How does a freelancer plan for disasters? For years, I simply prayed they wouldn’t happen and scrambled when they did. But as I’ve wrestled with the wrath of nature, spotty utility service and just plain rotten luck, I’ve taped together a few safety nets. They won’t impress the experts, but they don’t cost much and so far have been reasonably effective.
Power outages. I’m on a weak part of the grid, so my power goes out on a regular basis, sometimes for no apparent reason. I have my PC and office equipment on an APC surge-protected uninterruptible power supply that cost less than $100. It protects my PC when the power flicks on and off. It provides backup power to keep everything running for 20 minutes after the electricity stops, then shuts everything down in an orderly way – so no data is lost nor sensitive electronics damaged. If my power stays off for longer than it takes to walk the dog, I have a couple of options. I can devote the time to phone work, placing voice mails or doing interviews. If I’m on deadline to write a story, I can move to my battery-powered laptop. (I keep current projects on a USB drive so I can plug it into the laptop when needed.) When battery juice is gone, or if I must have e-mail and Web access, I move to the nearest Starbucks or to a nearby friend or relative’s house.
Phone problems. If I depended on Verizon to fix phone problems promptly, I would have been out of business a long time ago.
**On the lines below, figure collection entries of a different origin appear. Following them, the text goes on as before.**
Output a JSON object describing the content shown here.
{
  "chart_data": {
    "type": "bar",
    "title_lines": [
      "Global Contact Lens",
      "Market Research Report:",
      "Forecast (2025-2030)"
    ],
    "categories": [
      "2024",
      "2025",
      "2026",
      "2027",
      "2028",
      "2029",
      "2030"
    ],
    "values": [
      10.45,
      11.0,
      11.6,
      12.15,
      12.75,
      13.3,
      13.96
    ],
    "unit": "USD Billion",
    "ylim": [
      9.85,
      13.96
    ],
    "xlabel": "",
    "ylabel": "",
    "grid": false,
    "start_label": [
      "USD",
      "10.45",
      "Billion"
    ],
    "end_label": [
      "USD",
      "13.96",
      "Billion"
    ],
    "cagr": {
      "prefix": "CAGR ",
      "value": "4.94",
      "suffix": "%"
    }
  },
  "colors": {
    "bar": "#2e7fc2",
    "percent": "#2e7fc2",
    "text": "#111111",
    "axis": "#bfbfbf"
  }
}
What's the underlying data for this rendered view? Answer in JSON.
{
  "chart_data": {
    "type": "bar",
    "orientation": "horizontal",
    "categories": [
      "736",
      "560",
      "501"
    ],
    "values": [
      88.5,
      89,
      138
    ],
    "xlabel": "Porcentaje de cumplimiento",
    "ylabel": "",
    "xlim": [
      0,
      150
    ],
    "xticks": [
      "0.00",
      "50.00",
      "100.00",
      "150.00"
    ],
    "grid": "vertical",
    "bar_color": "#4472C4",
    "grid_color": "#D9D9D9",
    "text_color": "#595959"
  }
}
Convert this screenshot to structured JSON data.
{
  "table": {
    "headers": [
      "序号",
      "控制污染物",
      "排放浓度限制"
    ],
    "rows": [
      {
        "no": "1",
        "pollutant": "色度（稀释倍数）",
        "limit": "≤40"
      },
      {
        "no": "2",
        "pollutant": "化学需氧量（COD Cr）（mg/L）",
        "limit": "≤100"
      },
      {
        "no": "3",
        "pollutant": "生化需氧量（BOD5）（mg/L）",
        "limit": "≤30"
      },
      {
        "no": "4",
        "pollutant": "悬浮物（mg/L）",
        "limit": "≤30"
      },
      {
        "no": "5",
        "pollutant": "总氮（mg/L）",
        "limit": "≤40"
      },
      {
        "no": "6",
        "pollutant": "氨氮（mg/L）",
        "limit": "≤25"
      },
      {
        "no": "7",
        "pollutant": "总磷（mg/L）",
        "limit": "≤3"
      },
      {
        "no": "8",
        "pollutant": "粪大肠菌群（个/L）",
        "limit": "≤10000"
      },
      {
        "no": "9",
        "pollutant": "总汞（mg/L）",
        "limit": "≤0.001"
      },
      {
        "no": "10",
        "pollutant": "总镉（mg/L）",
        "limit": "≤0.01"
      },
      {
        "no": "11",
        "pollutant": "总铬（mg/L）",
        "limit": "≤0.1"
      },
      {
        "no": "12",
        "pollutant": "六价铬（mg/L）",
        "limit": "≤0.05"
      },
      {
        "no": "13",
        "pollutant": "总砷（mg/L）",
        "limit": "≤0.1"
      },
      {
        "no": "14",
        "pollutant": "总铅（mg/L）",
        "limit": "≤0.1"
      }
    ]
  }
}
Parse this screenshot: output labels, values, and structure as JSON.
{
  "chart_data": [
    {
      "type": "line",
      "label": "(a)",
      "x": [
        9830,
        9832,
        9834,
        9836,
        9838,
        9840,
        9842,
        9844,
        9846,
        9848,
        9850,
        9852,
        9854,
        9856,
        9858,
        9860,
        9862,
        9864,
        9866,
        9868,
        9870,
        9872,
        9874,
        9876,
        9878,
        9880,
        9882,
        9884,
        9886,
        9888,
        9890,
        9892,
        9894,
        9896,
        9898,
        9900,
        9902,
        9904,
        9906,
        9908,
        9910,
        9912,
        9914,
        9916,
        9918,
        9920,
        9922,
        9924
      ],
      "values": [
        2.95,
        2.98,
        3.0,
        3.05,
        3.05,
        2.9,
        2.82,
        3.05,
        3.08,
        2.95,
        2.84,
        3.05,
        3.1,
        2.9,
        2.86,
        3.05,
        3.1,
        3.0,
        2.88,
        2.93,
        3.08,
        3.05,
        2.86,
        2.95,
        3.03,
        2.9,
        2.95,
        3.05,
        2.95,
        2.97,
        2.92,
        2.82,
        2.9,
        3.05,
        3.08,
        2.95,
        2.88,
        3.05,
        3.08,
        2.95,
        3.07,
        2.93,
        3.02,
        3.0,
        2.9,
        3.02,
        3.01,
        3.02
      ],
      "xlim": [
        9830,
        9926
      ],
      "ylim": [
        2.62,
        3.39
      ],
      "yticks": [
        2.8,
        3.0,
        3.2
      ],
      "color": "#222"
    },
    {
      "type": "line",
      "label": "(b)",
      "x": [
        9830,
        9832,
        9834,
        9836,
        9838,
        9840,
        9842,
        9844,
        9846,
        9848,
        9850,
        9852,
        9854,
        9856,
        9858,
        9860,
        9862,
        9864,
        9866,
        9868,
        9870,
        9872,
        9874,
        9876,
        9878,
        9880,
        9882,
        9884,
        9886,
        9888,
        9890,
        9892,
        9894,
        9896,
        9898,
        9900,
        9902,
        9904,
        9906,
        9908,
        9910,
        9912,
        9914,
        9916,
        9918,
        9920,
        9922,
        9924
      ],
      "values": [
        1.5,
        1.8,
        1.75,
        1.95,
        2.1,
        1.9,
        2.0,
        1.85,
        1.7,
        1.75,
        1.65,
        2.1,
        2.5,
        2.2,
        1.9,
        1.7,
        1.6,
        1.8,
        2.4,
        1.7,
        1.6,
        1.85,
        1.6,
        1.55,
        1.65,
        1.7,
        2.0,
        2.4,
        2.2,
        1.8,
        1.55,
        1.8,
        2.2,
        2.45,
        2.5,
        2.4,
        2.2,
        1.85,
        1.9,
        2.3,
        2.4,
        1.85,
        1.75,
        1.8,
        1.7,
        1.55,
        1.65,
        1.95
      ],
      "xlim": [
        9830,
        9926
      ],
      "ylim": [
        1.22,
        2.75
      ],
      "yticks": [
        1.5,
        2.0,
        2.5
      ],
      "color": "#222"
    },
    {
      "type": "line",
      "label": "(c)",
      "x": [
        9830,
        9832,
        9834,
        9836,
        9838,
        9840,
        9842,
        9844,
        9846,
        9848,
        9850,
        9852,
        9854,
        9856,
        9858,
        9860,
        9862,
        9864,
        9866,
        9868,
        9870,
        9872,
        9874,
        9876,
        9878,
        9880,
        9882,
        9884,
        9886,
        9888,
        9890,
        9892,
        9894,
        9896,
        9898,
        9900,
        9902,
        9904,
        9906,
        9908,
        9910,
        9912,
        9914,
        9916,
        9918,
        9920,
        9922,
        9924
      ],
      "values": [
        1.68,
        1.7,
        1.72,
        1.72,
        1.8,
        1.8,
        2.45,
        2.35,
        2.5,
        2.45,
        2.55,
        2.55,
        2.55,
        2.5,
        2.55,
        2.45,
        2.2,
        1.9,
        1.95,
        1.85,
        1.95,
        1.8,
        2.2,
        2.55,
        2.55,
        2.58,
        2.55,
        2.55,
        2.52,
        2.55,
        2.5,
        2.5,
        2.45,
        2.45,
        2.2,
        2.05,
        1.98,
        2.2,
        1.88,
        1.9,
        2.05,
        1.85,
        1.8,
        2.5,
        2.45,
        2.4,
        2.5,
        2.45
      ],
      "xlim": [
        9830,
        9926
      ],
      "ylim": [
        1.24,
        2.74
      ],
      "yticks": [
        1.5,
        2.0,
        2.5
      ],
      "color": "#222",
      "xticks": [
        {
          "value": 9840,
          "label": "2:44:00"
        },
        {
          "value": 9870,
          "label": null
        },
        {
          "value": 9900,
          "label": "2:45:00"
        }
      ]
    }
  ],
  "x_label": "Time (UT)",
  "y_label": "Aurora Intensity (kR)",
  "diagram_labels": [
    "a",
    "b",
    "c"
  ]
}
I have two phone lines, so if I have problems with one I can usually use the other. But my two-line phone can get fried by a power surge, despite the fact that it’s plugged into the surge protector. It seems to happen during thunderstorms and I suspect the surge is coming through the phone wiring itself rather than the electrical connection. I go through two to three phones a year because of this. So I’m prepared by having a back-up new two-line phone – brand new and still in the box –in my storage closet.
Hard drive crashes. For me, backing up data was like dieting. I could stick with it for a week or two, but that was about it. After years of dodging this particular disaster, I finally found a painless way to safeguard my data. Mozy is a service that for $5 a month automatically backs up my PC every night, or whenever I want. It’s also handy when I’m on the move with my laptop, because I can log into Mozy and grab any files that I might need.
Illness. Here’s where I’m most vulnerable. My latest disaster recovery story covered how IT departments can prepare for the swine flu pandemic. But there was little advice that I could use. In a company of one, I’m in deep trouble if the one falls ill. Good thing I’m healthy and tough. When I had an emergency appendectomy a few years ago, I took my files to the ER and worked while waiting to see a doctor. I was a little late on the story, but got it done.